Мистер Джей, расскажи мне, чего ты хочешь? Чего ты хочешь от меня? Я не стану защищать наивного глупого мальчика, потому что милая доктор Харлин Квинзель не такая уж правильная, хорошая девочка. Убить кого-то — это ведь довольно просто, верно? Нужно только нажать на спусковой крючок или ударить посильнее и бить всегда наотмашь. Ради тебя я готова на все, мистер Джей. Ради тебя я готова стать безумной, чтобы только стать ближе к тебе. Ты бы научил меня метко стрелять, если бы я попросила?

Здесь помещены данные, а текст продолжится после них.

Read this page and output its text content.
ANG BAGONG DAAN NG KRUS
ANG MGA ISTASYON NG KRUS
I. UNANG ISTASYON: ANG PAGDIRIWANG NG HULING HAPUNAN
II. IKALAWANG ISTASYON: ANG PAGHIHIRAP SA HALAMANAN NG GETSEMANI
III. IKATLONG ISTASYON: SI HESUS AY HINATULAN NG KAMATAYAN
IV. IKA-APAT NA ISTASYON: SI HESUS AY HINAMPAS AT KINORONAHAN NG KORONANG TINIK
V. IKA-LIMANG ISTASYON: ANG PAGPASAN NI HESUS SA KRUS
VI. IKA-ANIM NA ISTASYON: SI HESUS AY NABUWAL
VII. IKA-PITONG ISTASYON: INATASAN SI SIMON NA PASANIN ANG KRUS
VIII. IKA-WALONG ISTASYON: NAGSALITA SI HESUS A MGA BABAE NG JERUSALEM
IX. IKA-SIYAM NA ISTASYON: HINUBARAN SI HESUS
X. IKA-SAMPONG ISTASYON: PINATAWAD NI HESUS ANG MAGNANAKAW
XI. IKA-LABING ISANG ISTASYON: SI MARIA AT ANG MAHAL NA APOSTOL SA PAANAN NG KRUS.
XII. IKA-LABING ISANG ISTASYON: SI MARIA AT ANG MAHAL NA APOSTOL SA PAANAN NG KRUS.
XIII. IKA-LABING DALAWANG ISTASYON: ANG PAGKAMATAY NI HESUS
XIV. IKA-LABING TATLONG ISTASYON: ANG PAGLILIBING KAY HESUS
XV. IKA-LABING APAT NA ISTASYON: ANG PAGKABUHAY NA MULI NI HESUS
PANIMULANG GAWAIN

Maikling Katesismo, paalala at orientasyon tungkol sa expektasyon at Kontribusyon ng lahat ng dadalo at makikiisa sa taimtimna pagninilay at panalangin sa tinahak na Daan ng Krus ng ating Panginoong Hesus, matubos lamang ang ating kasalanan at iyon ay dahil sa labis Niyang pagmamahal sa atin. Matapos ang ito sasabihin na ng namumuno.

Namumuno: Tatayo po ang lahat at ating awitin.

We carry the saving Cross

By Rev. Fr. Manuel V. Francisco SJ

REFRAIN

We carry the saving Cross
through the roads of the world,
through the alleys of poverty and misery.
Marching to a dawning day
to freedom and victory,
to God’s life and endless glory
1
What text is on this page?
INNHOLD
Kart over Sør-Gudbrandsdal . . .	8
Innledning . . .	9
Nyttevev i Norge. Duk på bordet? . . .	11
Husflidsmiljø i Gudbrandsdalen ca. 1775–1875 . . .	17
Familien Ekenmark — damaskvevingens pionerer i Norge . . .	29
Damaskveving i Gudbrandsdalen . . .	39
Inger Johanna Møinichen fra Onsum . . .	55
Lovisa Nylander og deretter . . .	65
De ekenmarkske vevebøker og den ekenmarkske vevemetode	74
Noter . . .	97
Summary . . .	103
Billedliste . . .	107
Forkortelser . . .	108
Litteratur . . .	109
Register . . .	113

Мне нужно сделать эту игру интересной для тебя, но, прости меня, мистер Джей, я совершенно не представляю, как именно мне следует поступать.

Вы знали, что существует поверье о том, что каждый палец отвечает за определенный орган и определенную эмоцию в общем спектре. Например, указательный палец человека считается связанным с сердцем. Вот только, если его сломать, сердце не останавливается. — я усмехаюсь и беру в руки ладонь Алана, подушечками пальцев проводя по коже. Кто-то бы счел подобным жест нежным и даже до приторности ласковым. — Указательный палец отвечает за человеческий страх. Страх — довольно сильная эмоция, базовая в общем спектре. Тебе страшно сейчас, Алан? — страх змеиным яйцом встает у парня в глотке. Мягким и скользким, с еще не родившейся внутри коброй, у которой сердце крохотное, что ушко иглы, и бьется оно быстро-быстро. Я не ломаю палец молодого человека. Я попросту не знаю, как именно это следует делать, но я держу его ладонь крепко, да и сам Алан не торопится выскальзывать прочь. Он тоже понимает, что это все игра, вот только ему она не очень-то нравится.

Отравленный безумием и дымом воздух клуба туманит рассудок, обволакивает плотным пологом, заставляет чувствовать себя чуточку сумасшедшим. А, быть может, я уже немного сумасшедшая? Я схожу с ума медленно и с каждой минутой все сильнее. Тебе интересно, мистер Джей, взглянуть, что будет со мной дальше? Насколько далеко милая девочка Харлин готова забраться в кроличью нору, даже несмотря на то, что внутри будет лишь кислота, смешанная с кровью и нейролептиками, которыми пичкают в Аркхэме? Страна чудес не такая радужная, страна чудес — это липкое безумие, оно оседает на коже с твоим дыханием, мистер Джей. Я готова падать в кроличью нору бесконечно долго, если это поможет мне стать ближе к тебе.

В сказке все происходящее с Алисой оказалось лишь ее собственным сном. Игра воображения детского разума. Но, знаешь, мне чертовски не хочется, чтобы мое безумие оказалось лишь сном.